Tesla postpones release of new fully autonomous driving software1 min read . Updated: 25 Oct 2021, 09:49 AM IST
Tesla FSD 10.3 is claimed to be an improved version of the existing semi-autonomous driving assistance system.
US electric car major Tesla on Sunday rolled back its latest version of its Full Self-Driving (FSD) beta software. The move came in less than a day after its release. The step was taken after users complained of false collision warnings and other issues.
This comes as a setback as the EV manufacturer is currently under strict regulatory scrutiny over the safety of its famous semi-autonomous driving technology, touted as Autopilot.
Speaking about the rollback of the FSD beta software, Tesla CEO Elon Musk took to Twitter and wrote on Sunday that, "Seeing some issues with 10.3, so rolling back to 10.2 temporarily." However, he also explained that this is expected from beta software. "It is impossible to test all hardware configs in all conditions with internal QA (quality assurance), hence public beta," he further added.
Neither Elon Musk nor Tesla has revealed the new date of release.
The release of fully autonomous self-driving software was announced on October 22. The release of this new driving assist system was available for some owners of Tesla cars.
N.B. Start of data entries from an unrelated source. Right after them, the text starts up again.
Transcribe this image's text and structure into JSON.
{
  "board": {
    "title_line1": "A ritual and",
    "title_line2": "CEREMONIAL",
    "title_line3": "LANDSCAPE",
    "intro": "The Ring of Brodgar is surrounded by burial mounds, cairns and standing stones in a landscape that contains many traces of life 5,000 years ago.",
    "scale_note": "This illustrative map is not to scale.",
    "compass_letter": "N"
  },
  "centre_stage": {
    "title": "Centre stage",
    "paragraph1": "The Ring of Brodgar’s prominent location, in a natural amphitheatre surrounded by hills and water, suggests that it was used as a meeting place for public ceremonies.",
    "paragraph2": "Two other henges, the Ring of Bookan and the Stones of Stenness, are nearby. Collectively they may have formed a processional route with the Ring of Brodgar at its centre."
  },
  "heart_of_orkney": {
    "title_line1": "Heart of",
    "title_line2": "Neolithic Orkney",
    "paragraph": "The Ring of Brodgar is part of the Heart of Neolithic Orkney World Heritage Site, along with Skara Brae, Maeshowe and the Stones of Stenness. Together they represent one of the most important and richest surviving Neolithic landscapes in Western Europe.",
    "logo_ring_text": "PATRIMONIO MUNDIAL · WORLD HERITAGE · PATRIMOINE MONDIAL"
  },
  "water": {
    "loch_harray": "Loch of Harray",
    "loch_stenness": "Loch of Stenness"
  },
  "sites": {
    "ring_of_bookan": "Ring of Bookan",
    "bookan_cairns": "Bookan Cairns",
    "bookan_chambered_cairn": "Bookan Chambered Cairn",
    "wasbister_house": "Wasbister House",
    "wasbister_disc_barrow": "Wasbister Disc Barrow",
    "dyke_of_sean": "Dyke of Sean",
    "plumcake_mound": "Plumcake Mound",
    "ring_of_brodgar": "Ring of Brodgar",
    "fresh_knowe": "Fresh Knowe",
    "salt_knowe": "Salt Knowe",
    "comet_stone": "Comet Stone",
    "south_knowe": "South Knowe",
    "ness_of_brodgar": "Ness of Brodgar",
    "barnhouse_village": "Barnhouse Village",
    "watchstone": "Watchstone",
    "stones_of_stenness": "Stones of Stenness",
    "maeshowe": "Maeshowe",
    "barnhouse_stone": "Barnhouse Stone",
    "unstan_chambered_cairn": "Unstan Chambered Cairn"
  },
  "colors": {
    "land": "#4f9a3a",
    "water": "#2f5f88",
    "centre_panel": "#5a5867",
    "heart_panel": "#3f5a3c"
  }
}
The automaker claimed that it came with several improvements. However, rolling back the update soon after the release came as a blow to the car brand.
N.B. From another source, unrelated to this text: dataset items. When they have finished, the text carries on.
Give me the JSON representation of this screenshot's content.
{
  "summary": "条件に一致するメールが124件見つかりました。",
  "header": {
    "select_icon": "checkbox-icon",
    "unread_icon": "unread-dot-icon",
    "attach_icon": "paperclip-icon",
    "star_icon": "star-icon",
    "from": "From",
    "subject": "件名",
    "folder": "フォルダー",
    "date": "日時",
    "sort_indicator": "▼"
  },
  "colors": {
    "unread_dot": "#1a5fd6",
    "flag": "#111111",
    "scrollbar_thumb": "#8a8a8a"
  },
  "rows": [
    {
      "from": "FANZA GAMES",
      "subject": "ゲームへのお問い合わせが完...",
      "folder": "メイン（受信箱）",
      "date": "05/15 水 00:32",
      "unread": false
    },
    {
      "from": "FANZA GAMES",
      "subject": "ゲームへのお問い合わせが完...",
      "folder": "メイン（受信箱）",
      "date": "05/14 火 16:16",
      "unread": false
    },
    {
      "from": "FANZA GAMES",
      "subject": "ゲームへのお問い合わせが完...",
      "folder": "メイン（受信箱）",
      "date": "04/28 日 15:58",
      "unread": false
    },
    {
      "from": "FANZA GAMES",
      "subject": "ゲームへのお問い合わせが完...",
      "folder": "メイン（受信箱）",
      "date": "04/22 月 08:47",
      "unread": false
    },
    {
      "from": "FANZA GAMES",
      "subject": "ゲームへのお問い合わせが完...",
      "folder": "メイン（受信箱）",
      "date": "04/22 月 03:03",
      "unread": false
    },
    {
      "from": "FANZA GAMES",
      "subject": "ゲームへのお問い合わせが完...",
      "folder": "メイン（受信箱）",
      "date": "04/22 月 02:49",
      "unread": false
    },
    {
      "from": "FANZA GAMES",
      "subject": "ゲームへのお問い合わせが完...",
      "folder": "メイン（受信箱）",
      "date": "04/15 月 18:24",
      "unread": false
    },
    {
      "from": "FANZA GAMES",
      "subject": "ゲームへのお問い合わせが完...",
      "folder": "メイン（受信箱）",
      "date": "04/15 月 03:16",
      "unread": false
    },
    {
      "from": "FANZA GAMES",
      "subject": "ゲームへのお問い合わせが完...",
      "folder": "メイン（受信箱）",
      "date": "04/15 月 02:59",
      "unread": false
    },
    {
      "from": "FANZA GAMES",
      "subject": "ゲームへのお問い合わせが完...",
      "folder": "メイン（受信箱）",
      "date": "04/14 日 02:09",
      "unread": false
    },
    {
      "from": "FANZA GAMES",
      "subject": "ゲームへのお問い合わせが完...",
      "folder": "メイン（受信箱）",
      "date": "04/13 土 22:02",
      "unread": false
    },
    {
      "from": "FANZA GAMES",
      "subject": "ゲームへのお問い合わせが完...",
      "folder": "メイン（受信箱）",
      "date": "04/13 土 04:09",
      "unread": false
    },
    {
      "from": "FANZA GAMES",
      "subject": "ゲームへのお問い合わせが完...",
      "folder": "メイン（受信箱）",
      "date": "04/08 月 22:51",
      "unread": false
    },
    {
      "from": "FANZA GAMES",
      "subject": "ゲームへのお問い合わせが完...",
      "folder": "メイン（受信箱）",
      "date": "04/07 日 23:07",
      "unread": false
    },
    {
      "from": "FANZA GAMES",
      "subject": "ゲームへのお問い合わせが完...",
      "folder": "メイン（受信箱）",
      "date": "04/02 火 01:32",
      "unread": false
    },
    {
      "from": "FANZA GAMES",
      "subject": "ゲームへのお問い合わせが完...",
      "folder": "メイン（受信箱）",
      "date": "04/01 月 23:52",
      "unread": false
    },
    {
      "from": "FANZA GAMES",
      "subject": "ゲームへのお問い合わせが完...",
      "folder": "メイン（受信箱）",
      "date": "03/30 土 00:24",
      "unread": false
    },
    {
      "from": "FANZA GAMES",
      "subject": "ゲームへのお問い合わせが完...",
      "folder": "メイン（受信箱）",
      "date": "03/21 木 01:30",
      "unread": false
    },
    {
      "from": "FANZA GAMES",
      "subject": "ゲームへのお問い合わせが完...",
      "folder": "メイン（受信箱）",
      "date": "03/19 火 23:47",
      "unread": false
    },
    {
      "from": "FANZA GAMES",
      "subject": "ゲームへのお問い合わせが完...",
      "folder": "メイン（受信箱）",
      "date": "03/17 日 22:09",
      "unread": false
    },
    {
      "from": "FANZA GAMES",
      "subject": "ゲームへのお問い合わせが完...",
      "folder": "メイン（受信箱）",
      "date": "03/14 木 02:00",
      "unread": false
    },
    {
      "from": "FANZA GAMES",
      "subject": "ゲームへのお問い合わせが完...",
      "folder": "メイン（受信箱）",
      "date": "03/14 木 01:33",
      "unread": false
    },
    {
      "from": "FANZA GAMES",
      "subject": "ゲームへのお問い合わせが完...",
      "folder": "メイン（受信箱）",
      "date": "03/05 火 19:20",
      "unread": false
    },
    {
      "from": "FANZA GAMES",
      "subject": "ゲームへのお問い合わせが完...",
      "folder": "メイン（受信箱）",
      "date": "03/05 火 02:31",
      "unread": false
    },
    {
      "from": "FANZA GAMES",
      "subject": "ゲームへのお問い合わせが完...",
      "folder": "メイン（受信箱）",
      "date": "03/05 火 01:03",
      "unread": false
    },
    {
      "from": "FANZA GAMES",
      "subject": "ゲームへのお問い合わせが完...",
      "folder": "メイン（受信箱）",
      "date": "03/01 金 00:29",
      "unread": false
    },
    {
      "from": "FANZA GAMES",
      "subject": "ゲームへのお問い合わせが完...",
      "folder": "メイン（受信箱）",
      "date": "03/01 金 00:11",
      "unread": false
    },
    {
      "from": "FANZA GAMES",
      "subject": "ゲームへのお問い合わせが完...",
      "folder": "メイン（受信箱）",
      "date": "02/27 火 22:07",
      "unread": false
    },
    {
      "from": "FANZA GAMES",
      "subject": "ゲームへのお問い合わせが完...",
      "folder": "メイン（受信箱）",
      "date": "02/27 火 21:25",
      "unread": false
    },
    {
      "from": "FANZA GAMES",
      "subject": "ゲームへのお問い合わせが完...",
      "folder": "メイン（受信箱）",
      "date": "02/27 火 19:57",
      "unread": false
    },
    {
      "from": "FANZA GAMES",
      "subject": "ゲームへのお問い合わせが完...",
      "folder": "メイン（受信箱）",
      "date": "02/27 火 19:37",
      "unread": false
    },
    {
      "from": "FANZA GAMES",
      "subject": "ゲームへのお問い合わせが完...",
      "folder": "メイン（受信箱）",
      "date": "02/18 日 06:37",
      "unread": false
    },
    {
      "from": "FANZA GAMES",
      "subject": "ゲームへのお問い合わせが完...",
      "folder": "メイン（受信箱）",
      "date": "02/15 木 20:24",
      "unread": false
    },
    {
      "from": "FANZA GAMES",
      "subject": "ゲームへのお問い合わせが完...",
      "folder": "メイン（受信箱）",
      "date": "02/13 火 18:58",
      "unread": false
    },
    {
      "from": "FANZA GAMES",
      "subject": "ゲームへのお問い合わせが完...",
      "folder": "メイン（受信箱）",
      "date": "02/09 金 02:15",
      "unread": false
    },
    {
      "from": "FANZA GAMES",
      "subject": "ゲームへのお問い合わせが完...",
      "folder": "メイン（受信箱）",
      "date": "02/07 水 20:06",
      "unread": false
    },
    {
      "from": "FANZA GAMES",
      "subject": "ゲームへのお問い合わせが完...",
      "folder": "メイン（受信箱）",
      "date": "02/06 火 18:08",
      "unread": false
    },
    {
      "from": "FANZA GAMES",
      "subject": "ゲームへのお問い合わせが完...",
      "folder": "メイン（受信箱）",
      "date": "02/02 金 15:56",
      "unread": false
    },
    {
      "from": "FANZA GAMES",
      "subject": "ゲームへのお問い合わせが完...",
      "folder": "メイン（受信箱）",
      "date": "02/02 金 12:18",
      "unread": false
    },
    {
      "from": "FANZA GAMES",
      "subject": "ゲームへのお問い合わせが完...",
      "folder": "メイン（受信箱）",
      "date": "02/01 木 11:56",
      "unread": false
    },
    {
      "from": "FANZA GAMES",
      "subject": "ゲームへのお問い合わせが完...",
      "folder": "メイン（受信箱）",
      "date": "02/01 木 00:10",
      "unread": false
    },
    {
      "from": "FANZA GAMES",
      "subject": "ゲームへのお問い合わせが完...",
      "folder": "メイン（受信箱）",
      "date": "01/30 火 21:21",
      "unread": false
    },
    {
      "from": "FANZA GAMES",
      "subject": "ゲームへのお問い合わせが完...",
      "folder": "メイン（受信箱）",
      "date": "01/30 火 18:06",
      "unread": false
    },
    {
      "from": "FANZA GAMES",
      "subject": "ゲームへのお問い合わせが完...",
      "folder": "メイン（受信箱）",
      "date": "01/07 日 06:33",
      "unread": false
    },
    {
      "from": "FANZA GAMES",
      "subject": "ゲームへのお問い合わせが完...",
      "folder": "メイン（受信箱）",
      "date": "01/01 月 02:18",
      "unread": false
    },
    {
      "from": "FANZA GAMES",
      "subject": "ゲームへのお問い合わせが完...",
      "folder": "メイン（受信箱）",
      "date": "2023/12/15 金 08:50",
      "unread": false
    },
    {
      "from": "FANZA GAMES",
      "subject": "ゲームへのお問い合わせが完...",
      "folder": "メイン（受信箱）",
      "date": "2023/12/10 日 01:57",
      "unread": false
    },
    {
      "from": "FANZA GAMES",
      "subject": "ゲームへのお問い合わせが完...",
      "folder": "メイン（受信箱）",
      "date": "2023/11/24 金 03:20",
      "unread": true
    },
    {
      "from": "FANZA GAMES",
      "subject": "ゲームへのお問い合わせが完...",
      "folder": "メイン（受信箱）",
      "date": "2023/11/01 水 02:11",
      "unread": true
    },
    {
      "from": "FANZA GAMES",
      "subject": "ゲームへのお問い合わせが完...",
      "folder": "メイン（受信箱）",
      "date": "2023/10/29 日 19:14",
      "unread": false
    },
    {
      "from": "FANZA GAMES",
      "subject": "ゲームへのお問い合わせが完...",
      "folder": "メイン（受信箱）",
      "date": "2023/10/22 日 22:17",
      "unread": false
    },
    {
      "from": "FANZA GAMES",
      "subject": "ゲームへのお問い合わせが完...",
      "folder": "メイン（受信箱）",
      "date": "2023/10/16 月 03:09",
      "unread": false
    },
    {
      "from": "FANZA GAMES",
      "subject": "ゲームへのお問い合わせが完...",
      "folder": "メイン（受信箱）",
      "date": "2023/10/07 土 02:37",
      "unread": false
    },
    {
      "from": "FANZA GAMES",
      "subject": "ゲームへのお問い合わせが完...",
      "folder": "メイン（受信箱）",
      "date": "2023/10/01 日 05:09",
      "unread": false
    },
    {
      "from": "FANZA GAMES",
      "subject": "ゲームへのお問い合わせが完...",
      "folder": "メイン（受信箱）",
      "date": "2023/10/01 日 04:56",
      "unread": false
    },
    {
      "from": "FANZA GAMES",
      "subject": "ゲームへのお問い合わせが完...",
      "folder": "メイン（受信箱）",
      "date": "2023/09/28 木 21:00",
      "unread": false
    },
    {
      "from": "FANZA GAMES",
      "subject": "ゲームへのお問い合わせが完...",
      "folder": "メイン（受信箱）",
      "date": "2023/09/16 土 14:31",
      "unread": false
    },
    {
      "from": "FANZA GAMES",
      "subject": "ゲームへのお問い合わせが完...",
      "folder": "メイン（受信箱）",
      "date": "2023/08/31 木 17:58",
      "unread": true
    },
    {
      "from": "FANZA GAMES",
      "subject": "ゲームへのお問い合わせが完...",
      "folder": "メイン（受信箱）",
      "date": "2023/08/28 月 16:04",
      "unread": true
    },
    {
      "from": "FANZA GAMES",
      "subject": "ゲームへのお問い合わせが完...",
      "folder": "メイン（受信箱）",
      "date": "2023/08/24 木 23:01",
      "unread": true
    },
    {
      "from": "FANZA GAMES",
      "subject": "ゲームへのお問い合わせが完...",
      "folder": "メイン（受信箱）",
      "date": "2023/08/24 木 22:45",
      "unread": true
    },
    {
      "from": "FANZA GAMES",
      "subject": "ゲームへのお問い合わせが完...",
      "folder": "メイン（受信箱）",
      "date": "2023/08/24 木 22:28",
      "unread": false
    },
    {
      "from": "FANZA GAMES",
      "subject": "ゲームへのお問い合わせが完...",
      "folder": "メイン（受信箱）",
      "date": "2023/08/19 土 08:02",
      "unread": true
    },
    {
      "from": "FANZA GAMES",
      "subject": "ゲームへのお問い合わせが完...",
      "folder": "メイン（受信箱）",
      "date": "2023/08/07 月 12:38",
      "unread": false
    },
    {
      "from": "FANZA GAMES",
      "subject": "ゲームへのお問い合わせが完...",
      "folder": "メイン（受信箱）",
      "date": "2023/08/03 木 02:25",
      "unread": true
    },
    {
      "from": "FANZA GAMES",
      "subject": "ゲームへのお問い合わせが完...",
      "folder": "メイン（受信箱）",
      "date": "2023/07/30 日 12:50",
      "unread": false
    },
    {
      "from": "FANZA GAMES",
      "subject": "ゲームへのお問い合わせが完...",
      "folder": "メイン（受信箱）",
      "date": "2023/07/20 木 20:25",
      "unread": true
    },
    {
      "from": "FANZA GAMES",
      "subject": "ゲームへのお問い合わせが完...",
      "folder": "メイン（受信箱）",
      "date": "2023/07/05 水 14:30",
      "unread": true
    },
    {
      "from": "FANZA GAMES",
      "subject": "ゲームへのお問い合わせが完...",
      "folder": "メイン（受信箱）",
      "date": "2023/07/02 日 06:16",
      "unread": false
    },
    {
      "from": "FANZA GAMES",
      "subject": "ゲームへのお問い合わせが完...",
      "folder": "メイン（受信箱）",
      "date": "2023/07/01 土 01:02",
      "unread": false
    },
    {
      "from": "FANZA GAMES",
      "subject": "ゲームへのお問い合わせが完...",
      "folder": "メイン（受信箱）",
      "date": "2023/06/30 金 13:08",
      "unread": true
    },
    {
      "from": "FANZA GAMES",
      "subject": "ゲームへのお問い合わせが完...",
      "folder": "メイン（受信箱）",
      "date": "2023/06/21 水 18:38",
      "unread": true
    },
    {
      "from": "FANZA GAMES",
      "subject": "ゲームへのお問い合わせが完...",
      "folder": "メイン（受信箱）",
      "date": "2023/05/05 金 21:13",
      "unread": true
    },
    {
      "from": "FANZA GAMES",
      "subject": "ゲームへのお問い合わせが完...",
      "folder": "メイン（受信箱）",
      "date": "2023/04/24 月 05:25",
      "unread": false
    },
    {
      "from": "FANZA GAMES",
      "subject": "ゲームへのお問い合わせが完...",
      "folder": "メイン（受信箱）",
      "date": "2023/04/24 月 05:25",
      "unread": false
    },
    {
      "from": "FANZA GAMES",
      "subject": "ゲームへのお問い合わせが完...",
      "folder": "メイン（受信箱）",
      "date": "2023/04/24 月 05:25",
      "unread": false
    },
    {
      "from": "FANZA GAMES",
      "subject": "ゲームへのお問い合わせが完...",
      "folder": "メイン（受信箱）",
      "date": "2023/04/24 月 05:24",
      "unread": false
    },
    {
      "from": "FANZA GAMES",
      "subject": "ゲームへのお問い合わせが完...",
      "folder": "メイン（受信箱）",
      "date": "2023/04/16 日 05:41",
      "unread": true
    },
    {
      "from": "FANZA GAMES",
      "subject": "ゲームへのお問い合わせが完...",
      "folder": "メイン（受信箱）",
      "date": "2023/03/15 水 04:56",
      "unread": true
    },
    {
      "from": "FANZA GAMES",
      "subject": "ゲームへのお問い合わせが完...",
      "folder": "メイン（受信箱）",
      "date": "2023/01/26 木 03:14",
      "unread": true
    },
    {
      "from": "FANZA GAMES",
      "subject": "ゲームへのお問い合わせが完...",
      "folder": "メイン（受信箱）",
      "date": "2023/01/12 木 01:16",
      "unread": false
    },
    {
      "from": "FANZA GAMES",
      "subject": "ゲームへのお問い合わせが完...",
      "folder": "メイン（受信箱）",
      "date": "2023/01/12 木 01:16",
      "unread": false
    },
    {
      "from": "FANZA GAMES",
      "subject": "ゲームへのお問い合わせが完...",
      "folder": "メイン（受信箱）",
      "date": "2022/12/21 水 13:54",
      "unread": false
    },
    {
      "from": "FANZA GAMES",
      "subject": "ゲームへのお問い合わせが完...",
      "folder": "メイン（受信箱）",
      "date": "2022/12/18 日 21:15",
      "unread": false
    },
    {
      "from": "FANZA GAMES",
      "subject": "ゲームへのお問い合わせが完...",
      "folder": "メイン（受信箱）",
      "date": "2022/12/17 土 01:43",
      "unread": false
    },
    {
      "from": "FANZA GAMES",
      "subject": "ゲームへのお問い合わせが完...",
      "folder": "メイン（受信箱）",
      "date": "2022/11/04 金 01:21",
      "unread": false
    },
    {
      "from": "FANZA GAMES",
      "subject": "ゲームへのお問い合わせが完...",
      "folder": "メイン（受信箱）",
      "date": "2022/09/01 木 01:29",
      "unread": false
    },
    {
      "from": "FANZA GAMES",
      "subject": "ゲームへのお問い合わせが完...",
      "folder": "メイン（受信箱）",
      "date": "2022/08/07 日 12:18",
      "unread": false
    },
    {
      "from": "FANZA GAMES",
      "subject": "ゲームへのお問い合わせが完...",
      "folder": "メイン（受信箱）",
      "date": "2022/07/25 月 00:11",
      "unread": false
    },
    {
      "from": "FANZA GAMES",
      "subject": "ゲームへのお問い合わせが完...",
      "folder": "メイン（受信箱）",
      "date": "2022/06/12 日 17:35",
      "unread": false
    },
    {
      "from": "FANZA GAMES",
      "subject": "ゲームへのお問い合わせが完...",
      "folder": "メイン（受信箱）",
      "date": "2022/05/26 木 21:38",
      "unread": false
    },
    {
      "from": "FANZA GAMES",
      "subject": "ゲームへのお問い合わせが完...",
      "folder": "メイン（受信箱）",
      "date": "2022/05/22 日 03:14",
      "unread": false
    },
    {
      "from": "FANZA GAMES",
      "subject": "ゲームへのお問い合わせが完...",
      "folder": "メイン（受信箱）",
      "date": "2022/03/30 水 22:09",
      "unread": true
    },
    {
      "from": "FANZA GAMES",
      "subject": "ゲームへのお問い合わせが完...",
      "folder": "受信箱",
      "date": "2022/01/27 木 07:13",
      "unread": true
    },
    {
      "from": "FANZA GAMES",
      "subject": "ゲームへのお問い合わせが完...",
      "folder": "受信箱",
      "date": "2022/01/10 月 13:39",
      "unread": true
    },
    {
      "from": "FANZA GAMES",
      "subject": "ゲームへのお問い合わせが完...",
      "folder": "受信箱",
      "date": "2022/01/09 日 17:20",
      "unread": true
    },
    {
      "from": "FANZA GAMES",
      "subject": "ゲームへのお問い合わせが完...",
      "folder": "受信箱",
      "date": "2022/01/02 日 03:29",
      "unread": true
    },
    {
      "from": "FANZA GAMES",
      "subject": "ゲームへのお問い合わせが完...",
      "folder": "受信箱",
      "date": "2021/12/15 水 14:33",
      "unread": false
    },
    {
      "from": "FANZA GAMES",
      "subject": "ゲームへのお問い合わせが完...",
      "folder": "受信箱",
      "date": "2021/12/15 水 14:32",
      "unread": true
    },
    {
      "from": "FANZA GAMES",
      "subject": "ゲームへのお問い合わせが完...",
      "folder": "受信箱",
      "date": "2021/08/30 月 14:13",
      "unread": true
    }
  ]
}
Speaking about the issues reported by the users of the beta system, the particular Tesla cars with the latest 10.3 software repeatedly provided Forward Collision Warnings despite no imminent danger, as the users posted videos. Besides this, some Tesla cars automatically applied brakes without any reason.
Tesla has made numerous headlines with its famous driving assist system. In many cases, the Autopilot system was involved in car crashes involving a Tesla model. This drew the attention of the National Highway Traffic Safety Administration (NHTSA), when in August it opened a formal safety probe into Tesla's Autopilot system. Nearly 765,000 cars in the US were impacted by the probe.